Secondo le fonti del New York Times, OpenAI e Anthropic avrebbero avviato attività di lobbying per spingere il governo ad imporre restrizioni all’uso dei modelli open source. Quelli cinesi verrebbero addestrati con gli output dei modelli statunitensi. Sam Altman (CEO di OpenAI) ha tuttavia appoggiato l’iniziativa a favore dei modelli open source.
Modelli cinesi bloccati o accessibili a tutti?
Come è noto, Anthropic ha denunciato Alibaba perché avrebbe usato l’output di Claude per addestrare i suoi modelli Qwen (tecnica nota come distillazione). L’assenza della firma in calce alla lettera aperta sottoscritta da numerose aziende era quindi prevedibile. C’è invece quella di OpenAI, come evidenziato dal CEO Sam Altman su X.
Nonostante questo apparente supporto per i modelli open source, le fonti del New York Times affermano che OpenAI ha chiesto al governo di imporre restrizioni. L’azienda californiana aveva accusato DeepSeek di usare gli output di GPT per addestrare il suo modello R1. Aveva anche evidenziato che, essendo accessibili a tutti, i modelli open source potrebbero essere sfruttati per eseguire attacchi informatici (invece l’attacco contro Hugging Face è stato effettuato da due suoi modelli).

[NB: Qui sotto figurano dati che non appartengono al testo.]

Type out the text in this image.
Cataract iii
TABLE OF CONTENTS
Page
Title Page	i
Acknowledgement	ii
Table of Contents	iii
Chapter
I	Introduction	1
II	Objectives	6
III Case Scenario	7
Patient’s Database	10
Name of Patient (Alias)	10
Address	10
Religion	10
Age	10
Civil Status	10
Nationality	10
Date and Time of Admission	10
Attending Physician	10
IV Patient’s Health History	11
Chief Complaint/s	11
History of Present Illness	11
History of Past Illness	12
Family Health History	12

L’amministrazione Trump vorrebbe vietare l’uso dei modelli open source cinesi tramite l’inserimento delle aziende nella Entity List del Dipartimento del Commercio o altri modi (ad esempio con un ordine esecutivo firmato dal Presidente) perché sarebbero un pericolo per la sicurezza nazionale. Molte aziende statunitensi sono invece contrarie al ban, in quanto l’accesso gratuito è vantaggioso per diversi motivi.
Come riporta il Wall Street Journal, molte aziende statunitensi hanno incrementato l’uso dei modelli open source cinesi per ridurre i costi. Per eseguire semplici attività quotidiane non sono necessari i potenti modelli di OpenAI e Anthropic. Tra l’altro è possibile modificare il codice e ottenere modelli AI ottimizzati per compiti specifici.